Pandemia COVID-19 wpływa na
stosunki palestyńsko-izraelskie w sposób zróżnicowany. Z jednej strony
zagrożenie pandemią współwystępujące z katastrofa humanitarną ujawniło
możliwości bezprecedensowej (poprzez bezpośredniość i oficjalność) współpracy
pomiędzy Izraelem i Palestyną. W przeszłości taka współpraca nie była ogłaszana,
a jej ujawnienie często prowadziło do usunięcia uczestników z życia
publicznego. Tym razem jest inaczej.
Analogiczne
przypadki można wskazać w stosunkach międzynarodowych (acz nie w przypadku tak
ostrego konfliktu). Współpraca humanitarna buduje zaufanie, stanowiące warunek
konieczny sąsiedztwa w pokoju. W niezwykle ważnym (a zapomnianym) wystąpieniu (31 maja 1988
r.) na Moskiewskim
Uniwersytecie Państwowym PrezydentReagan powiedział: „…I have often said: Nations do not distrust each other
because they are armed; they are armed because they distrust each other.

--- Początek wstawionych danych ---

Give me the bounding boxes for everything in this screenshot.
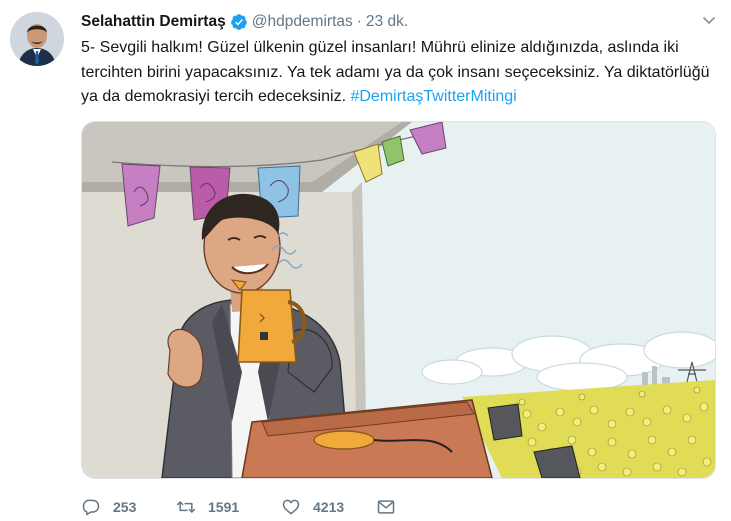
tweet-actions: 253 1591 4213	[81, 496, 396, 518]
like-button[interactable]: 4213	[281, 497, 376, 517]
reply-button[interactable]: 253	[81, 497, 176, 517]
retweet-count: 1591	[208, 499, 240, 515]
tweet-header: Selahattin Demirtaş @hdpdemirtas · 23 dk…	[81, 12, 408, 32]
avatar-image	[10, 12, 64, 66]
tweet-media-image[interactable]	[81, 121, 716, 479]
hashtag-link[interactable]: #DemirtaşTwitterMitingi	[350, 88, 516, 105]
avatar[interactable]	[10, 12, 64, 66]
user-handle[interactable]: @hdpdemirtas	[252, 13, 353, 31]
verified-badge-icon	[230, 14, 247, 30]
reply-count: 253	[113, 499, 137, 515]
retweet-button[interactable]: 1591	[176, 497, 281, 517]
retweet-icon	[176, 501, 196, 513]
envelope-icon	[377, 500, 395, 514]
tweet-text: 5- Sevgili halkım! Güzel ülkenin güzel i…	[81, 36, 716, 110]
separator-dot: ·	[356, 13, 362, 30]
reply-icon	[82, 499, 100, 516]
tweet-timestamp[interactable]: 23 dk.	[366, 13, 408, 31]
like-count: 4213	[313, 499, 345, 515]
chevron-down-icon[interactable]	[701, 12, 717, 28]
display-name[interactable]: Selahattin Demirtaş	[81, 13, 226, 31]
rally-illustration	[82, 122, 715, 478]
heart-icon	[282, 499, 300, 515]
direct-message-button[interactable]	[376, 497, 396, 517]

(podkr. – J.M.) If this globe is to live in peace and
prosper, if it is to embrace all the possibilities of the technological
revolution, then nations must renounce, once and for all, the right to an
expansionist foreign policy. Peace between nations must be an enduring goal,
not a tactical stage in a continuing conflict.”
Z drugiej strony,
Premier Autonomii Palestyńskiej Mohammad Stayyeh oskarżył żołnierzy izraelskicho świadome i celowe rozprzestrzenia epidemii na terytorium palestyńskim - „We were exposed to testimonies that some of the (Israeli) soldiers are
trying to spread the virus on car handles. … this is racism and hatred of people who long for the death of the other.
We will record this in the list of crimes.”

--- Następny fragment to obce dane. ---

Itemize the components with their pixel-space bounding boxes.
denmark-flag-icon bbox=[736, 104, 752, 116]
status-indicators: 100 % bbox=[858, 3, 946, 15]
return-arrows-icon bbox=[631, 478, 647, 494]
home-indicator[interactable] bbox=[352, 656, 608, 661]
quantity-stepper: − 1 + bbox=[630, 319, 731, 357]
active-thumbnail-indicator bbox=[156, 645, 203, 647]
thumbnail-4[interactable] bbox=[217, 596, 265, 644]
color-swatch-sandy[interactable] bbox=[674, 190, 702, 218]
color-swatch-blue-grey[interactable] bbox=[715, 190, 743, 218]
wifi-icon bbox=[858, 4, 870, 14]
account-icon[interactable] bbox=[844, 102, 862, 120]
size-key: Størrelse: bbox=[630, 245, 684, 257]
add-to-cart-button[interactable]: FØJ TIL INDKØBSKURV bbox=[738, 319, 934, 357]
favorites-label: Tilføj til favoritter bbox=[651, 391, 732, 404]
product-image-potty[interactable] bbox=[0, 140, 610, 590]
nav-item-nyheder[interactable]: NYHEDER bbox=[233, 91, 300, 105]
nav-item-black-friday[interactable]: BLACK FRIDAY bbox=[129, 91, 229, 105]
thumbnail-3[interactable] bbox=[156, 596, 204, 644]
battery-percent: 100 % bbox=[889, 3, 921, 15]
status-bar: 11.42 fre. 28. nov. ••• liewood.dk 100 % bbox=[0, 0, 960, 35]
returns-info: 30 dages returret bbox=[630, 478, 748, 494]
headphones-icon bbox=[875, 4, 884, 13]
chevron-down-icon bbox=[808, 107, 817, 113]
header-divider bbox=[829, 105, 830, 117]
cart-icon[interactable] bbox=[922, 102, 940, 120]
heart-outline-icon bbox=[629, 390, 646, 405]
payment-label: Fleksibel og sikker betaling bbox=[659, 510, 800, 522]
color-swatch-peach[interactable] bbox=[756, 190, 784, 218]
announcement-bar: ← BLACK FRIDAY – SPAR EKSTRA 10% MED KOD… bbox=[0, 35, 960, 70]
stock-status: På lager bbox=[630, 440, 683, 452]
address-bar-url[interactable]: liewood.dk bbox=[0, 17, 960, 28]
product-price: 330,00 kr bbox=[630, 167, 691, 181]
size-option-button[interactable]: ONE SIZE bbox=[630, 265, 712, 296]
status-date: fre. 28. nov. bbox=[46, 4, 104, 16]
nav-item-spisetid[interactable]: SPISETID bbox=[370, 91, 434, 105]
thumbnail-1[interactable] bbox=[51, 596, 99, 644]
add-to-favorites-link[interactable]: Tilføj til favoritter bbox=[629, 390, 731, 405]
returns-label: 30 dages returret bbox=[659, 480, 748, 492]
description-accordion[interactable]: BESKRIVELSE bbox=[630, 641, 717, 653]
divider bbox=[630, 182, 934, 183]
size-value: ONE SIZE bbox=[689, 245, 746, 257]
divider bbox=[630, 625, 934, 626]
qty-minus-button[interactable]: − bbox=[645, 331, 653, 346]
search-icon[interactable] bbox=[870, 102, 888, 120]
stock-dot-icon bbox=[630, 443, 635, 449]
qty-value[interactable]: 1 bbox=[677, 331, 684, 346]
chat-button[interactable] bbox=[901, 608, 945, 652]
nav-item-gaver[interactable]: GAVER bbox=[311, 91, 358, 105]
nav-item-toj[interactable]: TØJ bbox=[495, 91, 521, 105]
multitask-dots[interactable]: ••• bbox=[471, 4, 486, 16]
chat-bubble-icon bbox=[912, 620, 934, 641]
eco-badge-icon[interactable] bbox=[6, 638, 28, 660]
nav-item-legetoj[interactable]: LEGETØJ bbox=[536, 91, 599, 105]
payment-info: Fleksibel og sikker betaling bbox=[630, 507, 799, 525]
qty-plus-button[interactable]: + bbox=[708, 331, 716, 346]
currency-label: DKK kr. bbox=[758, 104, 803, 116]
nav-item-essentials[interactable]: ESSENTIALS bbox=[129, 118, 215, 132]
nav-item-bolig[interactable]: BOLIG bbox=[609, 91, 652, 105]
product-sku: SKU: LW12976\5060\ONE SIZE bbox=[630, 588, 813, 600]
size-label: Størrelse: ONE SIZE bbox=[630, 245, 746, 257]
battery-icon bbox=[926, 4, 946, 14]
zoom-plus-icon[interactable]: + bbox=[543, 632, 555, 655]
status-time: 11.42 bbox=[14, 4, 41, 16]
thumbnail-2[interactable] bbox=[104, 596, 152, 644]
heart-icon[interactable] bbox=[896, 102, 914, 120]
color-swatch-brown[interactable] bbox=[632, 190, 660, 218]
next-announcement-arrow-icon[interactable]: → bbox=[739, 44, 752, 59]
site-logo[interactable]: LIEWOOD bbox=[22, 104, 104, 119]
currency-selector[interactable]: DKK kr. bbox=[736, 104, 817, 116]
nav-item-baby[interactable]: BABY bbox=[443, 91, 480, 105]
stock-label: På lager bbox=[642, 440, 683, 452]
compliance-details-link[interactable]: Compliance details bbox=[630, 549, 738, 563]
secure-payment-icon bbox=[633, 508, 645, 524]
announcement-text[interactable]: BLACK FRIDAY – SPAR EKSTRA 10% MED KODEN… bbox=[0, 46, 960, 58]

Zarzucił więc Izraelowi zbrodnię
wojenną, m.in. poprzez użycie – zakazanej prawem międzynarodowym – broni
bakteriologicznej. Zarzut ujawnia słabość reżimu zakazu broni bakteriologicznej
(Konwencji o zakazie prowadzenia badań, produkcji i gromadzenia zapasów broni
bakteriologicznej (biologicznej) i toksycznej oraz ich zniszczeniu z 10
kwietnia 1972 r.; Dz.U. 1976, nr 1, poz. 1), w którym to reżimie, w odróżnieniu
od reżimu zakazu broni chemicznej, nie ma organizacji implementacyjnej (w
reżimie broni chemicznej mandat organizacji rozszerzono na badanie przypadków
użycia broni). Ta słabość reżimu uniemożliwia weryfikację zarzutu. Tym co
jednak dziwi to fakt, że Premier Stayyeh nie zażądał natychmiastowego zwołania
posiedzenia RB ONZ, jak również że na forum ZO albo RB nie zgłoszono projektu
rezolucji potępiającej Izrael za zbrodnię. Nie sposób bowiem uwierzyć, że palestyński
Premier potraktował zarzut jedynie jako narzędzie utrzymania władzy opartej na nieodnowionym mandacie wyborów z 2006 r.